PL: Opera is an advanced art – it is the combination of music, text, movement, stage design, lighting, and atmosphere that contributes to our aesthetic experience of this very live theater phenomena.  Opera is a sophisticated design that is growing in popularity, especially in the St. Louis area, due to its variety and ability to influence our perception of the world.  And, while opera is often times misrepresented as a boring experience, in contrast, I see it as an opportunity to enjoy beautiful music alongside drama.  The only way that people will ever be able to experience the benefits of opera, however, is actually going to see a performance!  I ensure that the experience can be overwhelmingly beautiful and emotional – no matter the show.

 

Q: What role do you think the arts, music, and specifically the Opera should have in the Hispanic community?

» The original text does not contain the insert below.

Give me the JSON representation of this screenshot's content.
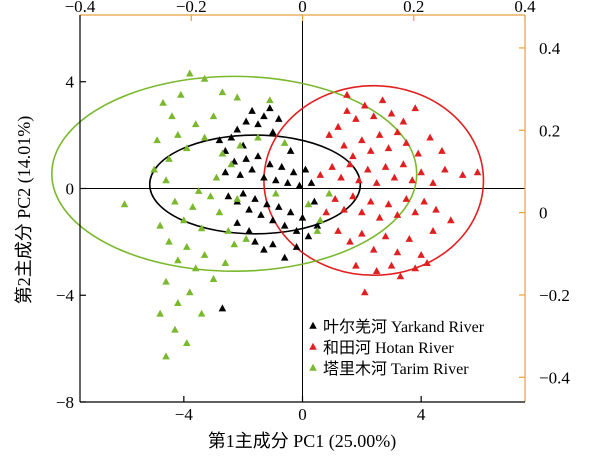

PL: I am always drawn to the idea that the arts and humanities should be an immense part of any community.  The Hispanic community already has the influence of popular and traditional music forms in its everyday existence – we hear Spanish-language music on the radio, we have Mariachi at many events in the United States, and we now have influence from other foreign cultures that are interested in Hispanic music as a commodity.  While many of us already have a strong idea of what Hispanic music is and how it has affected our own lives, Hispanic Opera, and the many opera houses across the United States, have instilled a relationship between our communities and high-quality productions of complex music drama.  Every community, in my opinion, should have the opportunity to learn about the benefits of listening and understanding the beauty of classical music, and how it influences our relationship to the world and ourselves.  Opera is a 400 year old art form that has persisted because of its versatility and aesthetic diversity – and in this, I think our youngest to our eldest can benefit from learning more about its contribution to our world society.

*As part of OTSL’s Young Friends program, Opera Theatre is welcoming young professionals 45 and under from the Hispanic Chamber of Commerce to attend Sunday, June 18th’s production of Titus with special discounted tickets of $39.50, which include food, drinks and a meet and greet with the cast of this exciting production.